Patients also experienced fewer side effects than they would with chemo, radiation, and surgery. Dr. Cercek explained that by using immunotherapy they were able to preserve “normal bowel function, bladder function, sexual function, fertility” and added that the results were “remarkable.”

After finishing their course of immunotherapy, the patients were expected to follow up with chemotherapy, radiation, and surgery. However, after immunotherapy treatment, all of the patients in the cohort had no evidence of cancer and in subsequent follow-ups, there were no reports of progression or recurrence. Patients were followed up for 2 years after treatment. The team from MSK is hopeful about the trial results but acknowledges that more research and long-term follow-up is needed. 

Dr.

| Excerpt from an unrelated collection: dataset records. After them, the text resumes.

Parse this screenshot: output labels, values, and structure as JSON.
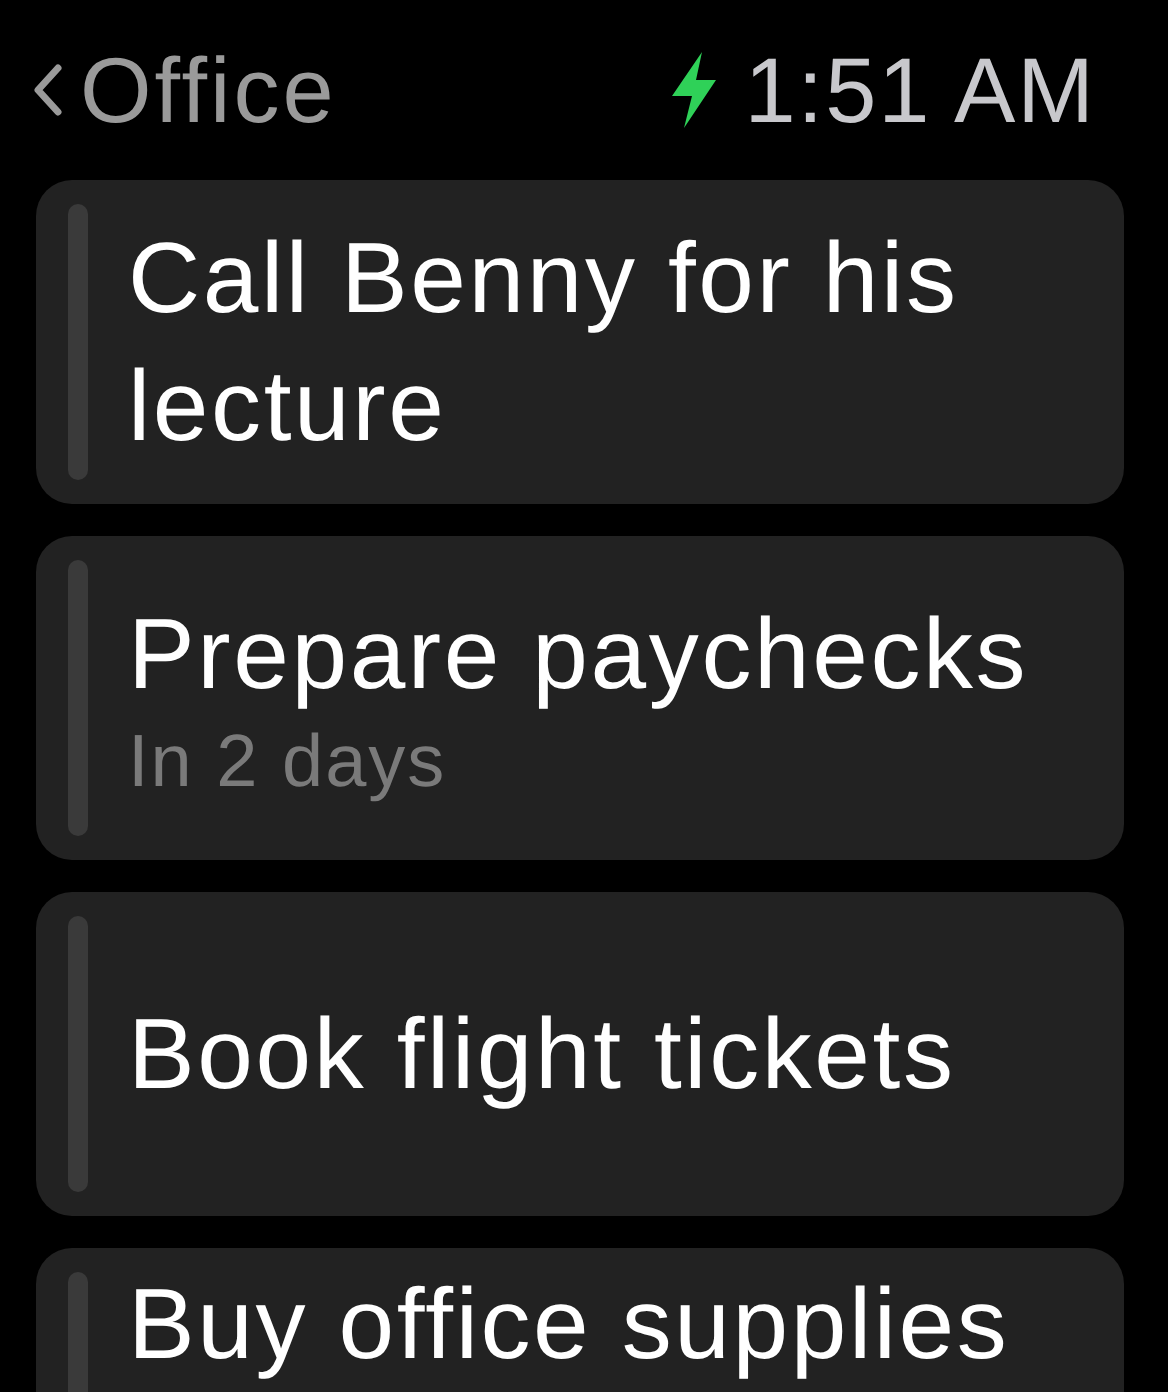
{
  "header": {
    "back_label": "Office",
    "time": "1:51 AM",
    "charging": true
  },
  "tasks": [
    {
      "title": "Call Benny for his lecture"
    },
    {
      "title": "Prepare paychecks",
      "subtitle": "In 2 days"
    },
    {
      "title": "Book flight tickets"
    },
    {
      "title": "Buy office supplies"
    }
  ]
}
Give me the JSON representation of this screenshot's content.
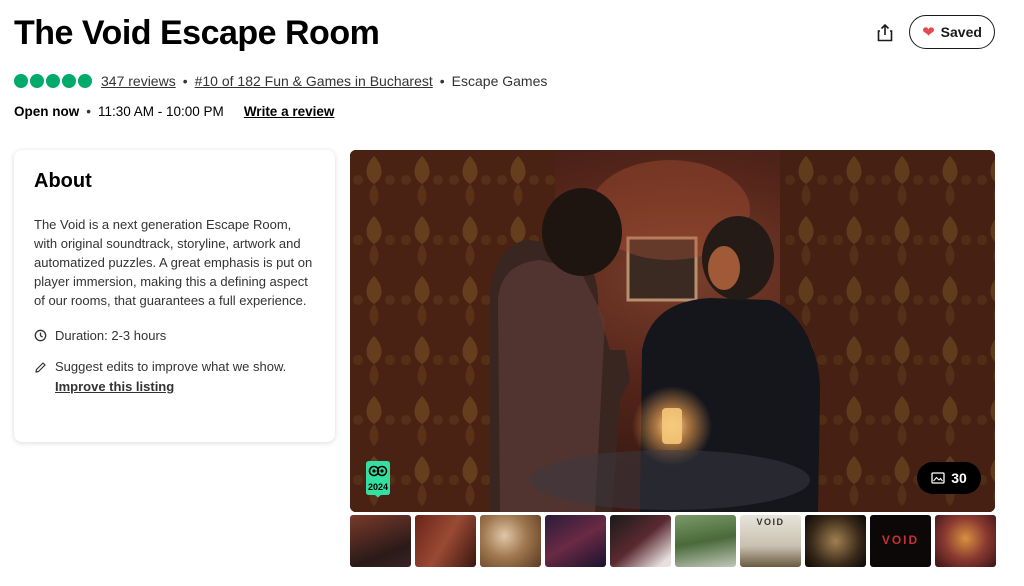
{
  "title": "The Void Escape Room",
  "header": {
    "saved_label": "Saved"
  },
  "rating": {
    "bubbles": 5,
    "reviews_link": "347 reviews",
    "ranking_link": "#10 of 182 Fun & Games in Bucharest",
    "category": "Escape Games"
  },
  "hours": {
    "status": "Open now",
    "time": "11:30 AM - 10:00 PM",
    "write_review": "Write a review"
  },
  "about": {
    "title": "About",
    "description": "The Void is a next generation Escape Room, with original soundtrack, storyline, artwork and automatized puzzles. A great emphasis is put on player immersion, making this a defining aspect of our rooms, that guarantees a full experience.",
    "duration": "Duration: 2-3 hours",
    "suggest": "Suggest edits to improve what we show.",
    "improve_link": "Improve this listing"
  },
  "gallery": {
    "photo_count": "30",
    "badge_year": "2024",
    "thumb_text_1": "VOID",
    "thumb_text_2": "VOID"
  },
  "icons": {
    "share": "share-icon",
    "heart": "heart-icon",
    "clock": "clock-icon",
    "pencil": "pencil-icon",
    "gallery": "image-icon"
  },
  "colors": {
    "rating_green": "#00aa6c",
    "heart_red": "#e5484d",
    "badge_green": "#34e0a1"
  }
}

Diaz and Dr. Cercek are hopeful that this immunotherapy will be used for other forms of cancer in the future.  Dr. Diaz hopes “it’s the tip of the iceberg,” explaining that “we are investigating if this same method may help other cancers where the treatments are often life-altering and tumors can be MMRd. We are currently enrolling patients with gastric (stomach), prostate, and pancreatic cancers.” This is not yet considered a standard treatment, but researchers are hopeful that immunotherapy could cause a shift in how cancer patients are treated.